I think of my grandmother, said
to have dropped dead from the evil eye,
of my lesbian aunt who saw cancer and
a generally difficult future headed her way
in the still water
of her brother's commode.
I think of voodoo in the bottoms of soup-cans,
and I want to tell the poet that the blues
is not my name, that Alabama
is something I cannot use
in my business.

He is so like my father,
I don't ask the Famous Black Poet,
afterwards,
to remove his shoes,
knowing the inexplicable black
and pink I will find there, a cut
gone wrong in five places.
I don't ask him to remove
his pants, since that too
is known, what has never known
a blade, all the spaces between,
where we differ . . .

I have spent years tugging
between my legs,
and proved nothing, really.
I wake to the sheets I kicked aside,
and examine where they've failed to mend
their own creases, resembling some silken
obstruction, something pulled
from my father's chest, a bad heart,
a lung,

the lung of the Famous Black Poet
saying nothing I want to understand.

3 comments:

Q said...

Wow, powerful.

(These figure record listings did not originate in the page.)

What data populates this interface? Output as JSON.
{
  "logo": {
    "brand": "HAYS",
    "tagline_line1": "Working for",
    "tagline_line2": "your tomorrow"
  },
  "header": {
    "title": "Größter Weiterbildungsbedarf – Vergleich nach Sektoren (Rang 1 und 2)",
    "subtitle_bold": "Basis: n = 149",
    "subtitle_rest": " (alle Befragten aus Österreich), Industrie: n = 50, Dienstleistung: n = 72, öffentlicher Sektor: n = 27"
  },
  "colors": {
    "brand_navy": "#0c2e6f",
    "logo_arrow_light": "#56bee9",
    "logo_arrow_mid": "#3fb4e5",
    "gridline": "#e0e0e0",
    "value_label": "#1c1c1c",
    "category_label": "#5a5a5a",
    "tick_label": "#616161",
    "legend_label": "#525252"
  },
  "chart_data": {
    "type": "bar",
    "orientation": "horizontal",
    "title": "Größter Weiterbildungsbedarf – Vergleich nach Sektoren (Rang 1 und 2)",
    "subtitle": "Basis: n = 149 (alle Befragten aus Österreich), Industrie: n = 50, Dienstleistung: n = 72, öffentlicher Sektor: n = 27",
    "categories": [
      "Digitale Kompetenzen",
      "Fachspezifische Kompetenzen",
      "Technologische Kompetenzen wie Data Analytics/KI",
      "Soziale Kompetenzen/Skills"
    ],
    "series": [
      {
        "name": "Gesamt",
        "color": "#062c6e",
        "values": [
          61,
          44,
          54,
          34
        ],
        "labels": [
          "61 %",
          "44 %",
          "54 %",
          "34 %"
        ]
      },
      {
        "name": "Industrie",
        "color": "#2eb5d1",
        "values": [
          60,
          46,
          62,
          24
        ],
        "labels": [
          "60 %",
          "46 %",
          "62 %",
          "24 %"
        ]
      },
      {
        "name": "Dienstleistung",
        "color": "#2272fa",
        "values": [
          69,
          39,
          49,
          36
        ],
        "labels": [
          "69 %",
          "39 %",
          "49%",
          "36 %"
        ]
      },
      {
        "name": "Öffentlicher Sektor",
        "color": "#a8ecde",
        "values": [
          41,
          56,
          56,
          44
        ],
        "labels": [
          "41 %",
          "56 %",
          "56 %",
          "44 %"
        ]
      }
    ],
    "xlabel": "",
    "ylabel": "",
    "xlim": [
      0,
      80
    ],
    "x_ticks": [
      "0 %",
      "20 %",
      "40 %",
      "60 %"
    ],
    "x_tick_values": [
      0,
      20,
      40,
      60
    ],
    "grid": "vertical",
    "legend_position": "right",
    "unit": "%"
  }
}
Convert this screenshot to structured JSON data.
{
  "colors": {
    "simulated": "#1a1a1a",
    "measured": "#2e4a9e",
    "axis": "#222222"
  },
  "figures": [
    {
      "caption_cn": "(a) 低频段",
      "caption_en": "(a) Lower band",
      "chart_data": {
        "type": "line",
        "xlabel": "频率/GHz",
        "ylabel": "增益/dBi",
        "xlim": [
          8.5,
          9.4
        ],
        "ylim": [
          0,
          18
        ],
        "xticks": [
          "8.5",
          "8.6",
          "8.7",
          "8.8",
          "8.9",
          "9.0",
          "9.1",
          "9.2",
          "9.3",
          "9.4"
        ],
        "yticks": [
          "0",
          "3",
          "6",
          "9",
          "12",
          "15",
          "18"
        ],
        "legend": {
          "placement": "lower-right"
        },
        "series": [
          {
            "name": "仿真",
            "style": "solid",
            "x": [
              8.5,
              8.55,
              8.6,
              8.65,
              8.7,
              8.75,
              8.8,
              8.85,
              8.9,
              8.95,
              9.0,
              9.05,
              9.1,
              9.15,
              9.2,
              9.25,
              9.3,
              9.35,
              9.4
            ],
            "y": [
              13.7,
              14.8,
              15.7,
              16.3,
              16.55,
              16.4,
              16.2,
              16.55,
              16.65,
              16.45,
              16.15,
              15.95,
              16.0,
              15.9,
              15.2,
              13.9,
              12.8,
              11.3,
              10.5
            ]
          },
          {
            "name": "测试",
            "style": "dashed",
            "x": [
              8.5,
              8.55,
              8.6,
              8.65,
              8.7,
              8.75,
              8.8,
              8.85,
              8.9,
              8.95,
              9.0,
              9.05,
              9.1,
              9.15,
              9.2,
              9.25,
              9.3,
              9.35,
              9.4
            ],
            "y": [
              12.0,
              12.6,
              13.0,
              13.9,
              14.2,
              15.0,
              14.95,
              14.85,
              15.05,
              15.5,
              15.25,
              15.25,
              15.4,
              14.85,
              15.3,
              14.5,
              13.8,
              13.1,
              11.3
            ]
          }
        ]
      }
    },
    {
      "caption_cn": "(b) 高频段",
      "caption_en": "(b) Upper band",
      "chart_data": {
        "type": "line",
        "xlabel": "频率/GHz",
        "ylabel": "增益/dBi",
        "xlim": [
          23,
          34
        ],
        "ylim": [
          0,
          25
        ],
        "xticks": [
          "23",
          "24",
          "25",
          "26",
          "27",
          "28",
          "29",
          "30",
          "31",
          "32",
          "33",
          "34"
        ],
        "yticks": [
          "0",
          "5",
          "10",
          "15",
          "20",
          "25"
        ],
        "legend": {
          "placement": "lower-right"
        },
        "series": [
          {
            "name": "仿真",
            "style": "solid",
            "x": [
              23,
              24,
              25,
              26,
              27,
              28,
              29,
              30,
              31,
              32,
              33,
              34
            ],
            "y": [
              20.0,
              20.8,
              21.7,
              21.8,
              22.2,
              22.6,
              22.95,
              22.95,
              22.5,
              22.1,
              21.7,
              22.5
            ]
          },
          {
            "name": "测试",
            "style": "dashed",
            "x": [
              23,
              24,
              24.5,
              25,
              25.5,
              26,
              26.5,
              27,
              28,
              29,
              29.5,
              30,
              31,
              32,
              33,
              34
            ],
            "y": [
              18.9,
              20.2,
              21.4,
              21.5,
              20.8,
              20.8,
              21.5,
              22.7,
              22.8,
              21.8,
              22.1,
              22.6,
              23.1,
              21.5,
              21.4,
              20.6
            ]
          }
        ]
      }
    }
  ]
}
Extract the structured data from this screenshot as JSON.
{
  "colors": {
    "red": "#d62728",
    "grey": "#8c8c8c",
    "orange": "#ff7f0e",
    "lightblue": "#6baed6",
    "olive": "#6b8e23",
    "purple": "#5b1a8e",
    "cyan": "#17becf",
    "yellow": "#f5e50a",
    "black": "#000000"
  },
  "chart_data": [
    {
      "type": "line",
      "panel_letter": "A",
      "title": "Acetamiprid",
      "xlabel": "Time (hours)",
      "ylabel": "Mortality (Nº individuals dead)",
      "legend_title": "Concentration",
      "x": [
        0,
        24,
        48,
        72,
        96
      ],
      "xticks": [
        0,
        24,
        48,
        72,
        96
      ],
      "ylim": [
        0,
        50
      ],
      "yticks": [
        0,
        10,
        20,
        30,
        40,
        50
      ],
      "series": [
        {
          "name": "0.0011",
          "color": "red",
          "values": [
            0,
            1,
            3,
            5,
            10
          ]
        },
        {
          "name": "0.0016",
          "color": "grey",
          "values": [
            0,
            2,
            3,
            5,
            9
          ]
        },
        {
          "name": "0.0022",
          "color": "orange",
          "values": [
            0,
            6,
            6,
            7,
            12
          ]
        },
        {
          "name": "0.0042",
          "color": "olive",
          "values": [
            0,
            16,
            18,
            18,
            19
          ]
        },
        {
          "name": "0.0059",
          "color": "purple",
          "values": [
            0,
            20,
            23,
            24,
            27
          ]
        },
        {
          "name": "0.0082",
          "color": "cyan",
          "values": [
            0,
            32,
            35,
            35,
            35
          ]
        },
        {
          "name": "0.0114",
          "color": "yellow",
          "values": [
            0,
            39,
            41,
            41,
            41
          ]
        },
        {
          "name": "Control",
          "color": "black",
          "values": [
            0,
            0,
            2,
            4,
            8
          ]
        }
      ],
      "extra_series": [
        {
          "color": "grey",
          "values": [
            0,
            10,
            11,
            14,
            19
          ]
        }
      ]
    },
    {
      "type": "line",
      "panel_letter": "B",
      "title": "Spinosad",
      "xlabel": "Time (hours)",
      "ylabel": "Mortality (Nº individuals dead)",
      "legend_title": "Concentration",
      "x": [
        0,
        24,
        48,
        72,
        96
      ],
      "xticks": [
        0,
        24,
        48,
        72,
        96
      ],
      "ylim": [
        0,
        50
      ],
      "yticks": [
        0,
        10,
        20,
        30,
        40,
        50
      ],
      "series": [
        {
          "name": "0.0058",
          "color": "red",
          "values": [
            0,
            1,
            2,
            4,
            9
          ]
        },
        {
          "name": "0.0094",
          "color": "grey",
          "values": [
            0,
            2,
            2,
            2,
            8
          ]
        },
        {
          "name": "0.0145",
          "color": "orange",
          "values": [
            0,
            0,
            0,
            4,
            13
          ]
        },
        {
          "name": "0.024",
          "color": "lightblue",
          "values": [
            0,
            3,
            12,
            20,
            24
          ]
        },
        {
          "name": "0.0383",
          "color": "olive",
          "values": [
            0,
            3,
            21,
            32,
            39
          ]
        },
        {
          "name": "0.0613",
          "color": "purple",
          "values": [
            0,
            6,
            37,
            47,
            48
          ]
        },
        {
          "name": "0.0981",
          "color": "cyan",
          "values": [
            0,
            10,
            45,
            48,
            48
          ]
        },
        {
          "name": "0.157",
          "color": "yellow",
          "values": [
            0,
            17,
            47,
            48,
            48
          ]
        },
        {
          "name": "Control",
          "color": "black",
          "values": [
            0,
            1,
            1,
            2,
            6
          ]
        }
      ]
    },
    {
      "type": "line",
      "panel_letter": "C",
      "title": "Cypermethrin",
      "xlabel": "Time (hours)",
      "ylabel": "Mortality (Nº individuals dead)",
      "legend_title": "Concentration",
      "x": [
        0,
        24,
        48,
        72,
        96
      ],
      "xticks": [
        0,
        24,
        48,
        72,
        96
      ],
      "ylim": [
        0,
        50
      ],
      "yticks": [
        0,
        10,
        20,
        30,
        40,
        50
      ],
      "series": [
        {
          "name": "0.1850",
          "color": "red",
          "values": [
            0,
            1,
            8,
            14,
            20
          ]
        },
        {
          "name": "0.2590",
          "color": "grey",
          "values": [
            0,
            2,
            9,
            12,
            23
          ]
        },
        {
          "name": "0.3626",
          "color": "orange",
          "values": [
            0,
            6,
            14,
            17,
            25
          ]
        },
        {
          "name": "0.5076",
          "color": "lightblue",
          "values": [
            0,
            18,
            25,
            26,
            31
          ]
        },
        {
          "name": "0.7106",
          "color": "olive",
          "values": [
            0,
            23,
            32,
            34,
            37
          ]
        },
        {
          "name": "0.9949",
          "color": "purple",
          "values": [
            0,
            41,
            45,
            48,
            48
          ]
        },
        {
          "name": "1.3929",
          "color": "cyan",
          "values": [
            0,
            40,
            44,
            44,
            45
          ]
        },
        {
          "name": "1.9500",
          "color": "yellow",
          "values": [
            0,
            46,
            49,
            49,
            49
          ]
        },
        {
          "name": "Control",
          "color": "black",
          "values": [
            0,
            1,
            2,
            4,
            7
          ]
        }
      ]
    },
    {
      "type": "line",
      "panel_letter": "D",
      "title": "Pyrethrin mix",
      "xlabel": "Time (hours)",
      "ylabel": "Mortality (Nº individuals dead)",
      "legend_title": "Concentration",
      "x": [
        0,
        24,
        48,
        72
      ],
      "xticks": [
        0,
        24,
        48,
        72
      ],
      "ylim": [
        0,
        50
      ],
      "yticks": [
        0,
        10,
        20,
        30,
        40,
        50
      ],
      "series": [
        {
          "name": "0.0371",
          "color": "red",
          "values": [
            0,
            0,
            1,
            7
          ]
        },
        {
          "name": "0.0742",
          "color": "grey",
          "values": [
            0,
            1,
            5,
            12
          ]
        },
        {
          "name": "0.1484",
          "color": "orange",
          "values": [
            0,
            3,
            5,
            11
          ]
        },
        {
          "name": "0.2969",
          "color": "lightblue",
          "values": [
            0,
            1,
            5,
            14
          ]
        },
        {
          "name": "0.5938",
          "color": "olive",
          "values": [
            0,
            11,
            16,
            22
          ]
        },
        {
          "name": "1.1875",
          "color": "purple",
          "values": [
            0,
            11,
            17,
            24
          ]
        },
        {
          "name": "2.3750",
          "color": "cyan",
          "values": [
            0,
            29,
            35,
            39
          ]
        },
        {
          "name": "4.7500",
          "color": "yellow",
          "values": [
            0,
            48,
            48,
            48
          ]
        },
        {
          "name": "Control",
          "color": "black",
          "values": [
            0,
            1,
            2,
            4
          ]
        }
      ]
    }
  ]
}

How did the month go by so fast?

Chet said...

Happy Black history Month to you too! The poem was nice, and that was very special of you to dedicate the posting/entry to Bronze Buckaroo!

Anonymous said...

I have read this poem 4xs..I am still lost...Call me and break it down for me, or break it down on here u see its only two comments. Aint nobody understand this wonderful poem.